Des méthodes par injection d’un gel dans les canaux déférents, qui va donc bloquer le sperme, se développent aussi.
« C’est une vasectomie réversible, précise la Pr Sitruk-Ware. Tout simplement, car le gel est biodégradable ». C’est le cas du gel ADAM, développé par Contraline Inc, qui – contrairement à d’autres prototypes de gel, qui nécessitent l’injection d’une solution pour le dégrader – se liquéfie naturellement au bout de 1 an. La première série d’essais sur l’homme a été approuvée pour ADAM et s’est conclue favorablement, en Australie en 2025.
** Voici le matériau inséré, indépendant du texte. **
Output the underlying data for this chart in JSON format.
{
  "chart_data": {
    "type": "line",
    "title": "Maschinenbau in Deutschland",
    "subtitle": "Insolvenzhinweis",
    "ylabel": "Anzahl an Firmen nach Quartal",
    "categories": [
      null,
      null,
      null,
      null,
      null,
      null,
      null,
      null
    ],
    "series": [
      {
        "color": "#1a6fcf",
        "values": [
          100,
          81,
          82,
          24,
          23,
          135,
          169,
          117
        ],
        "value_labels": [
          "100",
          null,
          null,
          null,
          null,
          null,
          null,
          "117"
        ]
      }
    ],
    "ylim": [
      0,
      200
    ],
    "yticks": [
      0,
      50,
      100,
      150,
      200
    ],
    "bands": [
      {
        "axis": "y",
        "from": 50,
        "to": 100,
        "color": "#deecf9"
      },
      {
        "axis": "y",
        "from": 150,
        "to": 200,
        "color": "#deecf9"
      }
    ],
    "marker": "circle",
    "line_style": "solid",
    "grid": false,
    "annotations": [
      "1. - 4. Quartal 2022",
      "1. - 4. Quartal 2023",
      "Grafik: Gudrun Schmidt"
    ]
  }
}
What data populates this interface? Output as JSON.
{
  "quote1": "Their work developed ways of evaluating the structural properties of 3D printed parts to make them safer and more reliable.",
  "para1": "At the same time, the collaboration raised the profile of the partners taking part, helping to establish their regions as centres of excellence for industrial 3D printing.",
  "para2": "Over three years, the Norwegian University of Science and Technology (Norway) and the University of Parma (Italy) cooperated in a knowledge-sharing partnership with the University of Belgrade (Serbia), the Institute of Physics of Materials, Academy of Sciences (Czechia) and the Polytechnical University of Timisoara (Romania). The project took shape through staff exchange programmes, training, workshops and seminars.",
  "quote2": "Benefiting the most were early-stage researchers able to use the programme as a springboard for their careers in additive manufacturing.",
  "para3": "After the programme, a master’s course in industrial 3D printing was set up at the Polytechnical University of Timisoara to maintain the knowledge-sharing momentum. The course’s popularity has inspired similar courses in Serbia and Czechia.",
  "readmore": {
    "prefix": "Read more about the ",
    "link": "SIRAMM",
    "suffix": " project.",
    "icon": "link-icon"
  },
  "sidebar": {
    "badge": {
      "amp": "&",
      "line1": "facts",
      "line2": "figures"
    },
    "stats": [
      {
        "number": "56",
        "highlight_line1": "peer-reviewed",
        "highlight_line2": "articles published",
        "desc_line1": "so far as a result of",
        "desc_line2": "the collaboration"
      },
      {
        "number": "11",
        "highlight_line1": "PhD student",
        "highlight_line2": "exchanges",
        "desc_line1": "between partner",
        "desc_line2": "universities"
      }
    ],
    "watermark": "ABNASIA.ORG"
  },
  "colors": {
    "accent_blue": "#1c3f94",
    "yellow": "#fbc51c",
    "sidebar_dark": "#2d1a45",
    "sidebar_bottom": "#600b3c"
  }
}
Dans un futur proche, il se peut que l’accès à la contraception pour les hommes réduise un peu les inégalités femmes-hommes. Mais, comme alerte la Pr Sitruk-Ware, le changement d’administration états-unienne risque de mettre des bâtons dans les roues…
Un petit coup de chaud
Si vous chauffez des testicules à la température du corps (37 °C), la spermatogenèse s’arrête presque. Elles se trouvent donc à l’extérieur, où une température de 34 à 36 °C est nécessaire à leur bon fonctionnement. De là, des entreprises proposent des méthodes thermiques en guise de contraceptif. Le « Remonte-Couilles toulousain » ne chauffe pas, mais vient coller les parties sur le bas-ventre, où la chaleur s’échange. L’AndroSwitch, en anneau, suit le même principe. Depuis 2021, ce dernier est en cours de vérification, à la demande de ANSM. En revanche, slip comme anneau doivent être portés 15 h par jour pour être efficaces… Enfin, le SpermaPause, doté lui d’une compresse thermique, réchauffe les testicules à 41°C. Il doit être porté environ 3h/jour. Ces méthodes semblent réversibles, et leur efficacité peut être vérifiée par un spermogramme (mesure du nombre de spermatozoïdes) mais n’ont pas encore été étudiées à grande échelle.